The next part of the file contains following lines:
```
buildInputs = [ rpkgs tex system_packages ];
buildPhase =
''
# Deno needs to add stuff to $HOME/.cache
# so we give it a home to do this
mkdir home
export HOME=$PWD/home
quarto add --no-prompt $src
quarto render $PWD/template.qmd --to jss-pdf
'';
```
The `buildInputs` are the same as before. What's new is the `buildPhase`.
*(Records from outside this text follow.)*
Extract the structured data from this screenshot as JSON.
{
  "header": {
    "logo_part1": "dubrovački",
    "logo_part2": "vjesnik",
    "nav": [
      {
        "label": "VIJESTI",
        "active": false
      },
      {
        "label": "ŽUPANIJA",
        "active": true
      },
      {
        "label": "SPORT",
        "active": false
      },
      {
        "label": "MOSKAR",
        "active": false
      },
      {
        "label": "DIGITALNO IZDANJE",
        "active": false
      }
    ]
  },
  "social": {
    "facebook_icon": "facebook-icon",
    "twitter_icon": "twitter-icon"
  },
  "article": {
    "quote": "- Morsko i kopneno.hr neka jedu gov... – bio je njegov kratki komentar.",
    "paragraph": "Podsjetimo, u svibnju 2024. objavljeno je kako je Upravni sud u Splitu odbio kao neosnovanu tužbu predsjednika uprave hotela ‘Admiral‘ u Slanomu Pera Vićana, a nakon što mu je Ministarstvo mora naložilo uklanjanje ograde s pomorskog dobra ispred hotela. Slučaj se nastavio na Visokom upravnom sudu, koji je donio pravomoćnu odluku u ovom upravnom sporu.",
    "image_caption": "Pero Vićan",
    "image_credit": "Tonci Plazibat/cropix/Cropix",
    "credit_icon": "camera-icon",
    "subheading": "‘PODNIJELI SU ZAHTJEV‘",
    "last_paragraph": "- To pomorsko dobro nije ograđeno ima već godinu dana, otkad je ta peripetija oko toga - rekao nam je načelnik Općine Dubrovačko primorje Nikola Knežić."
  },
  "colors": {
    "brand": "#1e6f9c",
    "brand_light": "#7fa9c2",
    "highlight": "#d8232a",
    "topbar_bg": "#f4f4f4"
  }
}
This is actually the part in which the document gets compiled. The first
step is to create a `home` directory. This is because Quarto needs to save
the template we want to use in `/home/.cache/deno`. If you're using
`quarto` interactively, that's not an issue, since your home directory
will be used. But with Nix, things are different, so we need to create
an empty directory and specify this as the home. This is what these
two lines do:
```
mkdir home
export HOME=$PWD/home
```
(`$PWD` —Print Working Directory— is a shell variable referring to the current
working directory.)
Now, we need to install the template that we cloned from Github. For this we can
use `quarto add` just as before, but instead of installing it directly from
Github, we install it from the repository that we cloned. We also add the
`--no-prompt` flag so that the template gets installed without asking us for
confirmation. This is similar to how when building a Docker image, we don't want
any interactive prompt to show up, or else the process will get stuck. `$src`
refers to the path of our downloaded Github repository. Finally we can compile
the document:
```
quarto render $PWD/template.qmd --to jss-pdf
```
This will compile the `template.qmd` (our finished paper). Finally, there's the
`installPhase`:
```
installPhase =
''
mkdir -p $out
cp template.pdf $out/
'';
```
`$out` is a shell variable defined inside the build environment and refers to
the path, so we can use it to create a directory that will contain our output
(the compiled PDF file). So we use `mkdir -p` to recursively create all the
directory structure, and then copy the compiled document to `$out/`. We can now
build our document by running `nix_build()`. Now, you may be confused by the
fact that you won't see the PDF in your working directory. But remember that
software built by Nix will always be stored in the Nix store, so our PDF is also
in the store, since this is what we built. To find it, run:
```
readlink result
```
which will show the path to the PDF. You could use this to open the
PDF in your PDF viewer application (on Linux at least):
```
xdg-open $(readlink result)/template.pdf
```
## Conclusion
This vignette showed two approaches, both have their merits: the first approach
that is more interactive is useful while writing the document. You get access to
a shell and can work on the document and compile it quickly. The second approach
is more useful once the document is ready and you want to have a way of quickly
rebuilding it for reproducibility purposes.